Dr. Biegon points out the significance of the study: “Research using in vitro methods indicates aromatase over expression is not limited to breast cancer and is evident in a considerable proportion of ovarian, endometrial and lung tumors. This study provides methodological, baseline and dosimetry information supporting the use of PET and C-11-vorozole in the noninvasive identification of individuals with disparate disorders who may benefit from treatment with aromatase inhibitors.
“It also offers the ability to distinguish patients with breast cancer who are not likely to benefit from this treatment, reducing unnecessary treatment costs and adverse effects. Finally, aromatase imaging can be used in monitoring efficacy of treatment with aromatase inhibitors and aid in the development of new drugs in this class.”
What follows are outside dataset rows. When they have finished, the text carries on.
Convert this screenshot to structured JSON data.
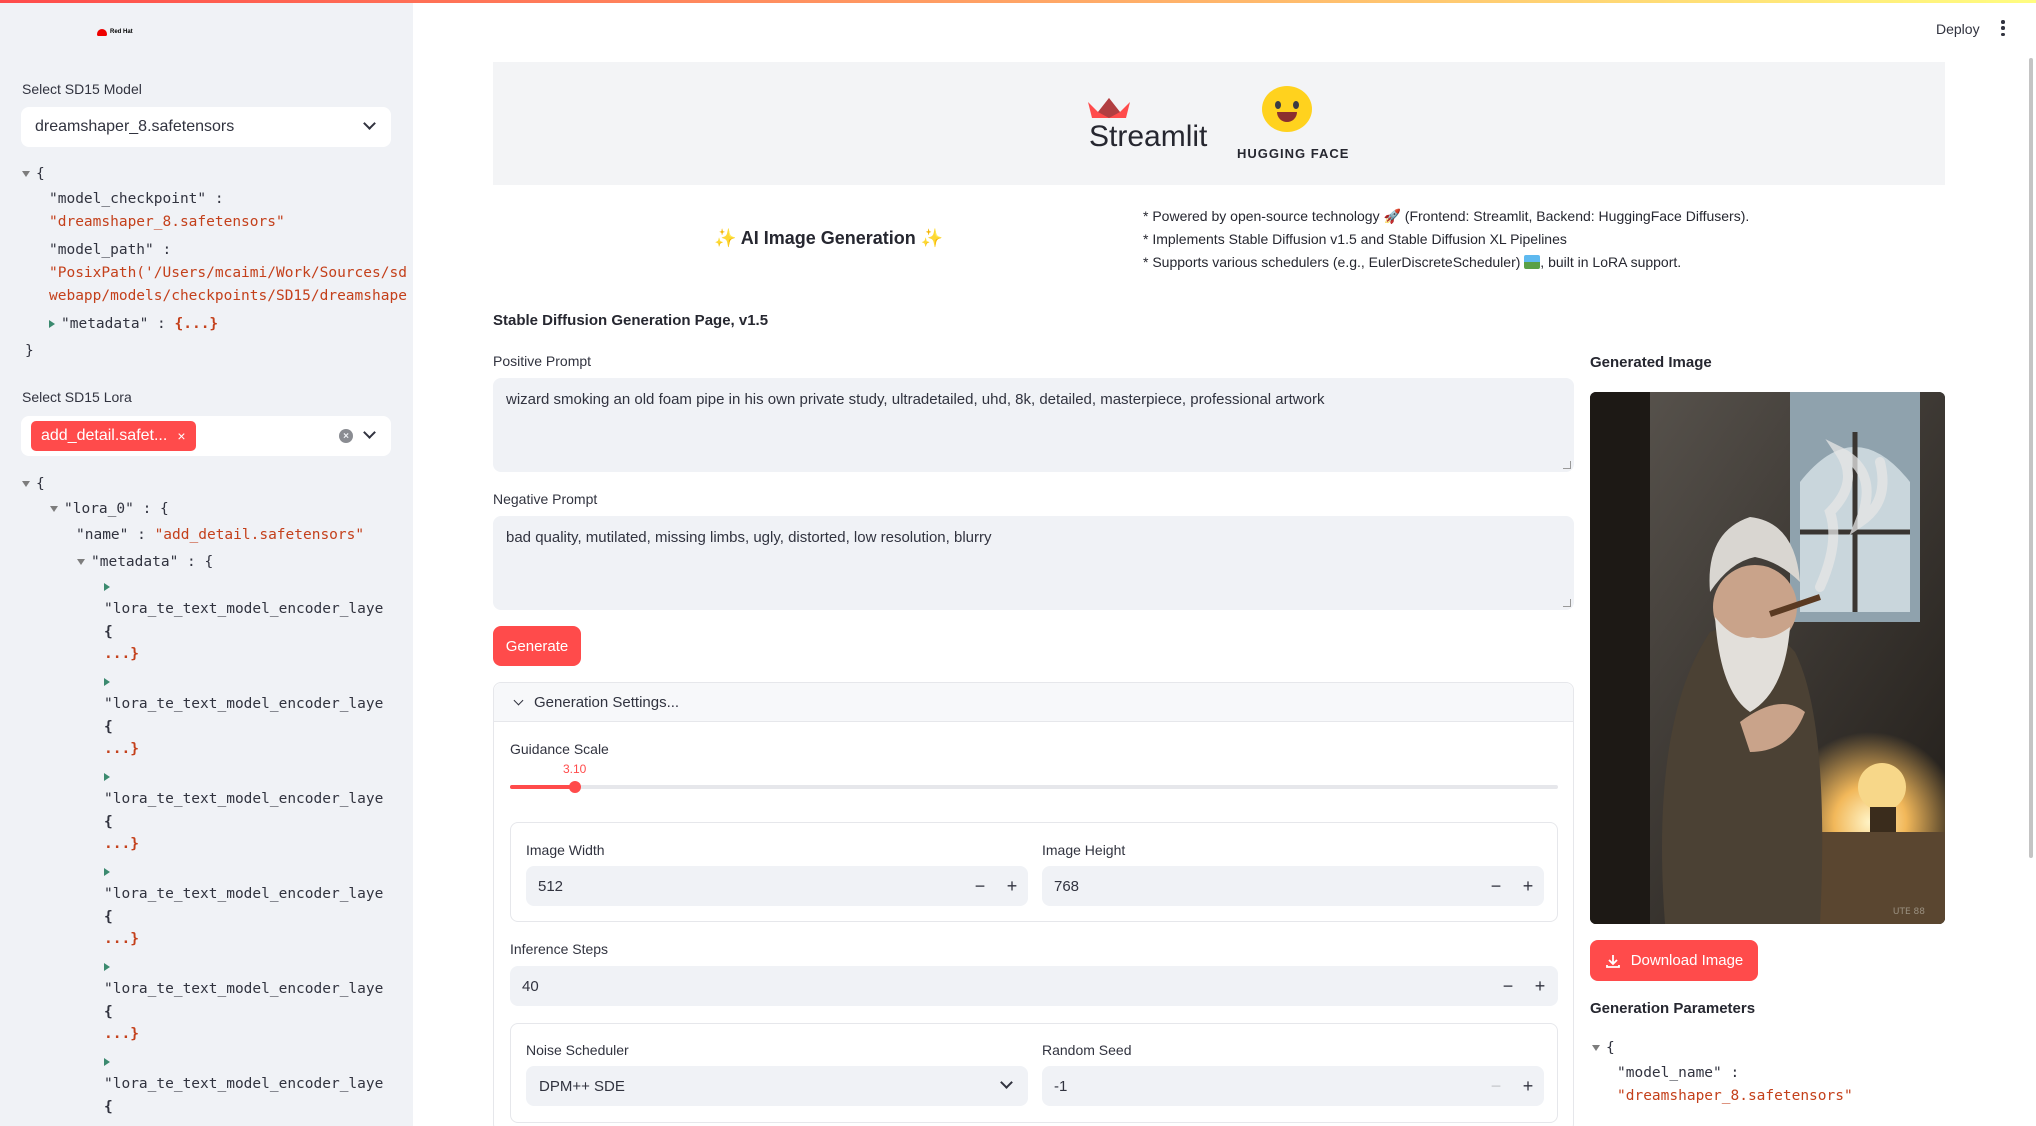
{
  "sidebar": {
    "logo_text": "Red Hat",
    "model_label": "Select SD15 Model",
    "model_value": "dreamshaper_8.safetensors",
    "model_json": {
      "open": "{",
      "checkpoint_key": "\"model_checkpoint\" :",
      "checkpoint_val": "\"dreamshaper_8.safetensors\"",
      "path_key": "\"model_path\" :",
      "path_val_1": "\"PosixPath('/Users/mcaimi/Work/Sources/sd",
      "path_val_2": "webapp/models/checkpoints/SD15/dreamshape",
      "metadata_key": "\"metadata\" :",
      "collapsed": "{...}",
      "close": "}"
    },
    "lora_label": "Select SD15 Lora",
    "lora_tag": "add_detail.safet...",
    "lora_json": {
      "open": "{",
      "lora0_key": "\"lora_0\" : {",
      "name_key": "\"name\" :",
      "name_val": "\"add_detail.safetensors\"",
      "metadata_key": "\"metadata\" : {",
      "entry_key": "\"lora_te_text_model_encoder_laye",
      "entry_open": "{",
      "entry_dots": "...}"
    }
  },
  "header": {
    "deploy_label": "Deploy"
  },
  "banner": {
    "streamlit_text": "Streamlit",
    "hf_text": "HUGGING FACE"
  },
  "intro": {
    "title": "✨ AI Image Generation ✨",
    "bullet_1": "* Powered by open-source technology 🚀 (Frontend: Streamlit, Backend: HuggingFace Diffusers).",
    "bullet_2": "* Implements Stable Diffusion v1.5 and Stable Diffusion XL Pipelines",
    "bullet_3a": "* Supports various schedulers (e.g., EulerDiscreteScheduler)",
    "bullet_3b": ", built in LoRA support."
  },
  "main": {
    "page_title": "Stable Diffusion Generation Page, v1.5",
    "positive_label": "Positive Prompt",
    "positive_value": "wizard smoking an old foam pipe in his own private study, ultradetailed, uhd, 8k, detailed, masterpiece, professional artwork",
    "negative_label": "Negative Prompt",
    "negative_value": "bad quality, mutilated, missing limbs, ugly, distorted, low resolution, blurry",
    "generate_label": "Generate",
    "settings": {
      "title": "Generation Settings...",
      "guidance_label": "Guidance Scale",
      "guidance_value": "3.10",
      "guidance_fraction": 0.062,
      "width_label": "Image Width",
      "width_value": "512",
      "height_label": "Image Height",
      "height_value": "768",
      "steps_label": "Inference Steps",
      "steps_value": "40",
      "scheduler_label": "Noise Scheduler",
      "scheduler_value": "DPM++ SDE",
      "seed_label": "Random Seed",
      "seed_value": "-1",
      "minus": "−",
      "plus": "+"
    }
  },
  "right": {
    "generated_title": "Generated Image",
    "watermark": "UTE 88",
    "download_label": "Download Image",
    "params_title": "Generation Parameters",
    "params_open": "{",
    "params_key": "\"model_name\" :",
    "params_val": "\"dreamshaper_8.safetensors\""
  },
  "colors": {
    "accent": "#ff4b4b",
    "sidebar_bg": "#f0f2f6",
    "json_string": "#c4401b"
  }
}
Another key finding relates to the differences between men and women.
“Radiotracer uptake and the resultant radiation exposure can be sex-dependent and strongly modulated by hormonal status,” Dr. Biegon said. “Nuclear medicine procedures need to be adjusted for these factors when applied in women.”
Congratulations, Anat, and thanks for your contributions to this important area of research.